El 11 de septiembre de 1973 en Chile y el 11 de septiembre de 2001 en Estados Unidos no tienen nada que ver, salvo por un dato: ambas fechas marcan el nacimiento del miedo.
A media mañana del día 11 unos aviones de la fuerza aérea chilena bombardeaban el Palacio de la Moneda; mientras tanto, en el resto del territorio chileno, los uniformados iniciaban una cacería de seres humanos que se prolongó durante más de tres lustros y que marcó, para los latinoamericanos, el comienzo del terror omnímodo. Con la canallada del 11 de septiembre la desaparición, la tortura y la persecución política encarnizada dejaron de ser referentes lejanos e infierno de minorías y se volvieron parte de nuestra vida cotidiana.
Con o sin dictaduras formales de por medio, con o sin la interrupción formal de la democracia, el abogar por el sufragio ciudadano, el leer una polémica antiquísima entre dos socialdemócratas rusos, el participar en un sindicato, el tener un tío segundo involucrado en una lucha agraria, el ubicarse a 200 metros de una revuelta estudiantil, el escribir, pintar, bailar, vestirse diferente, tener el pelo largo, se convirtieron en delitos de lesa patria.

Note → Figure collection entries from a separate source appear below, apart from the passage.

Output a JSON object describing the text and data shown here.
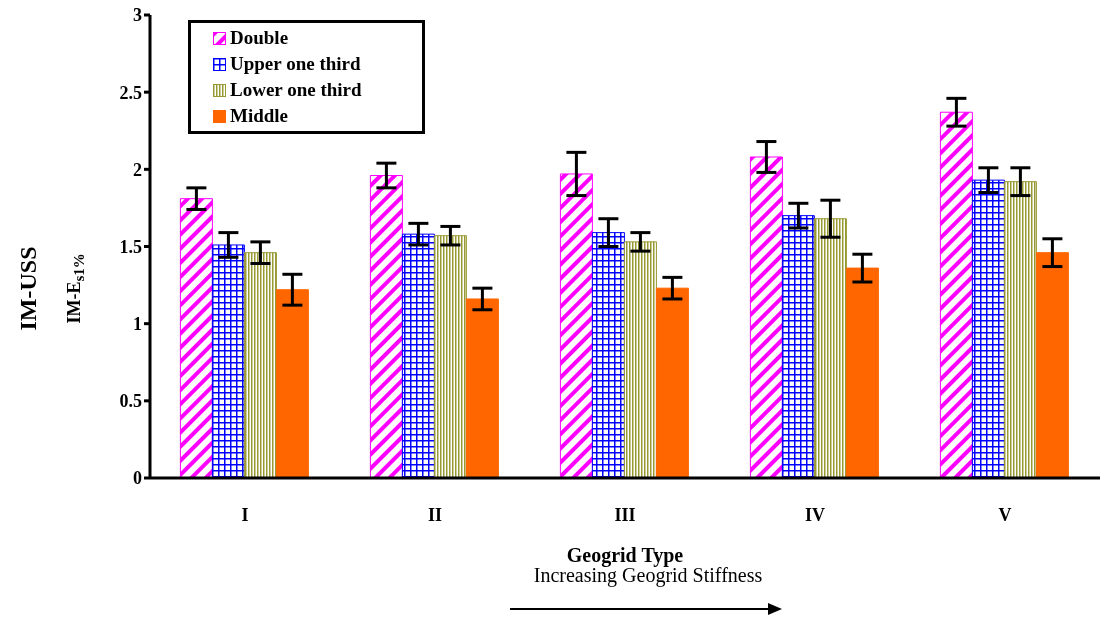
{
  "chart_data": {
    "type": "bar",
    "xlabel": "Geogrid Type",
    "ylabel": "IM-USS",
    "annotations": [
      "IM-E$_{s1%}$",
      "Increasing Geogrid Stiffness"
    ],
    "categories": [
      "I",
      "II",
      "III",
      "IV",
      "V"
    ],
    "series": [
      {
        "name": "Double",
        "color": "#ff00ff",
        "values": [
          1.81,
          1.96,
          1.97,
          2.08,
          2.37
        ],
        "errors": [
          0.07,
          0.08,
          0.14,
          0.1,
          0.09
        ]
      },
      {
        "name": "Upper one third",
        "color": "#0000ff",
        "values": [
          1.51,
          1.58,
          1.59,
          1.7,
          1.93
        ],
        "errors": [
          0.08,
          0.07,
          0.09,
          0.08,
          0.08
        ]
      },
      {
        "name": "Lower one third",
        "color": "#999933",
        "values": [
          1.46,
          1.57,
          1.53,
          1.68,
          1.92
        ],
        "errors": [
          0.07,
          0.06,
          0.06,
          0.12,
          0.09
        ]
      },
      {
        "name": "Middle",
        "color": "#ff6600",
        "values": [
          1.22,
          1.16,
          1.23,
          1.36,
          1.46
        ],
        "errors": [
          0.1,
          0.07,
          0.07,
          0.09,
          0.09
        ]
      }
    ],
    "ylim": [
      0,
      3
    ],
    "yticks": [
      0,
      0.5,
      1,
      1.5,
      2,
      2.5,
      3
    ],
    "grid": false,
    "legend": "top left"
  }
}
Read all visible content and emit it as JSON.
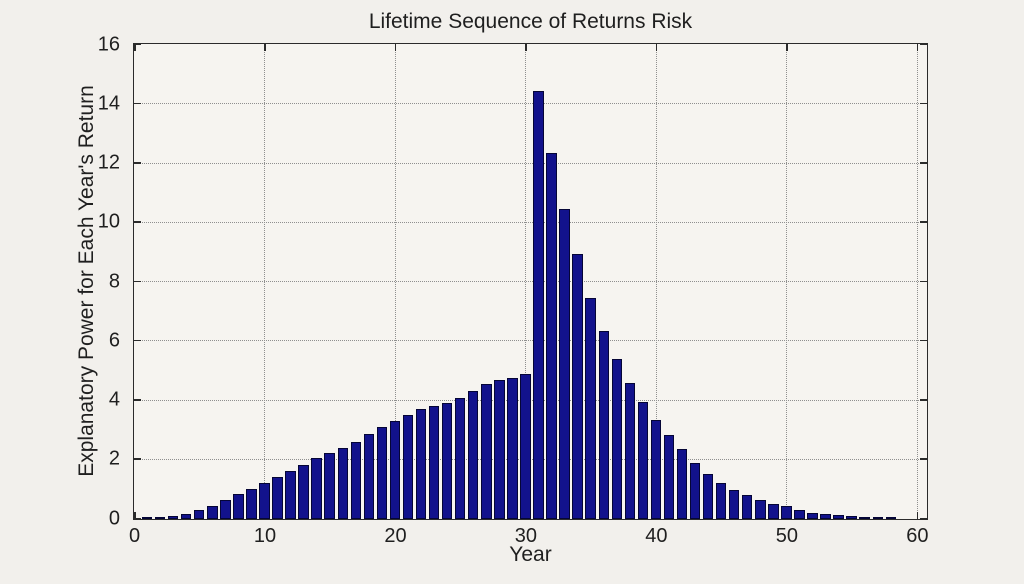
{
  "figure": {
    "background_color": "#f2f0ec",
    "plot_background_color": "#f6f4f0",
    "text_color": "#1f1f1f",
    "gridline_color": "#8f8f8f"
  },
  "chart_data": {
    "type": "bar",
    "title": "Lifetime Sequence of Returns Risk",
    "xlabel": "Year",
    "ylabel": "Explanatory Power for Each Year's Return",
    "grid": true,
    "legend": "none",
    "xlim": [
      0,
      60.7
    ],
    "ylim": [
      0,
      16
    ],
    "x_ticks": [
      0,
      10,
      20,
      30,
      40,
      50,
      60
    ],
    "y_ticks": [
      0,
      2,
      4,
      6,
      8,
      10,
      12,
      14,
      16
    ],
    "bar_color": "#12128c",
    "bar_edge_color": "#050536",
    "bar_width_fraction": 0.8,
    "x": [
      1,
      2,
      3,
      4,
      5,
      6,
      7,
      8,
      9,
      10,
      11,
      12,
      13,
      14,
      15,
      16,
      17,
      18,
      19,
      20,
      21,
      22,
      23,
      24,
      25,
      26,
      27,
      28,
      29,
      30,
      31,
      32,
      33,
      34,
      35,
      36,
      37,
      38,
      39,
      40,
      41,
      42,
      43,
      44,
      45,
      46,
      47,
      48,
      49,
      50,
      51,
      52,
      53,
      54,
      55,
      56,
      57,
      58
    ],
    "values": [
      0.02,
      0.04,
      0.1,
      0.18,
      0.3,
      0.44,
      0.63,
      0.85,
      1.02,
      1.2,
      1.42,
      1.62,
      1.81,
      2.05,
      2.24,
      2.4,
      2.6,
      2.87,
      3.12,
      3.32,
      3.52,
      3.7,
      3.8,
      3.91,
      4.08,
      4.32,
      4.56,
      4.7,
      4.77,
      4.9,
      14.44,
      12.34,
      10.47,
      8.94,
      7.47,
      6.34,
      5.4,
      4.58,
      3.94,
      3.34,
      2.84,
      2.36,
      1.89,
      1.53,
      1.22,
      0.97,
      0.8,
      0.63,
      0.5,
      0.43,
      0.29,
      0.21,
      0.16,
      0.12,
      0.1,
      0.06,
      0.03,
      0.01
    ]
  }
}
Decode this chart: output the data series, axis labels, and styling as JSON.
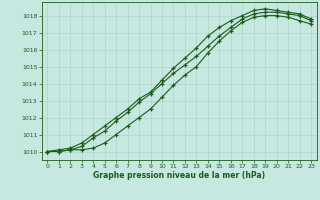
{
  "bg_color": "#c6e8e0",
  "grid_color": "#b0d4cc",
  "line_color": "#1a5c1a",
  "marker_color": "#1a5c1a",
  "xlabel": "Graphe pression niveau de la mer (hPa)",
  "xlabel_color": "#1a5c1a",
  "tick_color": "#1a5c1a",
  "ylabel_ticks": [
    1010,
    1011,
    1012,
    1013,
    1014,
    1015,
    1016,
    1017,
    1018
  ],
  "xlabel_ticks": [
    0,
    1,
    2,
    3,
    4,
    5,
    6,
    7,
    8,
    9,
    10,
    11,
    12,
    13,
    14,
    15,
    16,
    17,
    18,
    19,
    20,
    21,
    22,
    23
  ],
  "ylim": [
    1009.5,
    1018.8
  ],
  "xlim": [
    -0.5,
    23.5
  ],
  "line1_x": [
    0,
    1,
    2,
    3,
    4,
    5,
    6,
    7,
    8,
    9,
    10,
    11,
    12,
    13,
    14,
    15,
    16,
    17,
    18,
    19,
    20,
    21,
    22,
    23
  ],
  "line1_y": [
    1010.0,
    1010.0,
    1010.1,
    1010.3,
    1010.8,
    1011.2,
    1011.8,
    1012.3,
    1012.9,
    1013.4,
    1014.0,
    1014.6,
    1015.1,
    1015.6,
    1016.2,
    1016.8,
    1017.3,
    1017.8,
    1018.1,
    1018.2,
    1018.2,
    1018.1,
    1018.0,
    1017.7
  ],
  "line2_x": [
    0,
    1,
    2,
    3,
    4,
    5,
    6,
    7,
    8,
    9,
    10,
    11,
    12,
    13,
    14,
    15,
    16,
    17,
    18,
    19,
    20,
    21,
    22,
    23
  ],
  "line2_y": [
    1010.0,
    1010.1,
    1010.2,
    1010.5,
    1011.0,
    1011.5,
    1012.0,
    1012.5,
    1013.1,
    1013.5,
    1014.2,
    1014.9,
    1015.5,
    1016.1,
    1016.8,
    1017.3,
    1017.7,
    1018.0,
    1018.3,
    1018.4,
    1018.3,
    1018.2,
    1018.1,
    1017.8
  ],
  "line3_x": [
    0,
    1,
    2,
    3,
    4,
    5,
    6,
    7,
    8,
    9,
    10,
    11,
    12,
    13,
    14,
    15,
    16,
    17,
    18,
    19,
    20,
    21,
    22,
    23
  ],
  "line3_y": [
    1010.0,
    1010.0,
    1010.1,
    1010.1,
    1010.2,
    1010.5,
    1011.0,
    1011.5,
    1012.0,
    1012.5,
    1013.2,
    1013.9,
    1014.5,
    1015.0,
    1015.8,
    1016.5,
    1017.1,
    1017.6,
    1017.9,
    1018.0,
    1018.0,
    1017.9,
    1017.7,
    1017.5
  ]
}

Por realizar esas actividades o hallarse en esas situaciones uno podía terminar en la incertidumbre y la penuria del exilio. O peor: en los sótanos de un edificio gubernamental cualquiera, con la cabeza metida en un bote de excrementos y los genitales conectados a la corriente eléctrica. O peor: con las manos atadas a la espalda y la masa encefálica reventada por un balazo a quemarropa. O peor: convertido en un nombre y una fotografía en una lista enorme de desaparecidos. Esas eran las reglas del juego en casi todos los países de América Latina.
Entre los terroristas que se conjuraron para imponernos el miedo como forma de vida hubo civiles y militares, y muchos de ellos tenían -y aún los conservan- nombres y apellidos: Richard Nixon, Henry Kissinger, Augusto Pinochet, Jorge Videla, Hugo Bánzer, Luis Echeverría, Estela Martínez de Perón, Juan María Bordaberry, Efraín Ríos Montt, Anastasio Somoza, Joaquín Balaguer...
Entre campesinos, obreros, estudiantes, maestros, profesionistas, amas de casa, artistas, abuelas con sus nietos y sobrinas con sus tíos hubo cientos de miles de muertos. Hoy, hemos empezado a vencer el miedo.
En la mañana del 11 de septiembre de 2001, dos aviones se estrellaron contra las torres gemelas de Nueva York y un tercero cayó en la sede del Pentágono. Entre programadores, secretarias, agentes de Bolsa, meseros, mensajeros, agentes de seguros y otros hubo más de 3 mil muertos. El trágico suceso marcó, además, el comienzo de una cacería de seres humanos sin nombres ni apellidos (a menos que uno posea una estructura síquica de cómic de Batman, como la que ostenta George W. Bush, y sea capaz de tragarse el cuento de Al Qaeda y Osama Bin Laden), una cacería que aún perdura y que ha costado miles de muertos en el remoto suelo de Afganistán: niños, adultos y ancianos incinerados vivos, soldados analfabetos asfixiados en contenedores, pastores aplastados por bombas, jóvenes fanáticos torturados. Hasta entonces, Afganistán vivía en el terror de los talibanes; desde entonces vive en el terror de los bombardeos y no tiene para cuándo superar la destrucción, la muerte y el miedo. Los estadounidenses, tampoco. Ahora se cumple un año de la tragedia y en la sociedad estadounidense ha quedado sembrada la posibilidad de nuevos actos de terror larvados por el odio, y todos en el planeta participamos de ese miedo.
Fuera de esas paradojas, el 11 de septiembre de 1973 en Chile y el 11 de septiembre de 2001 en Estados Unidos no tienen en común nada de nada.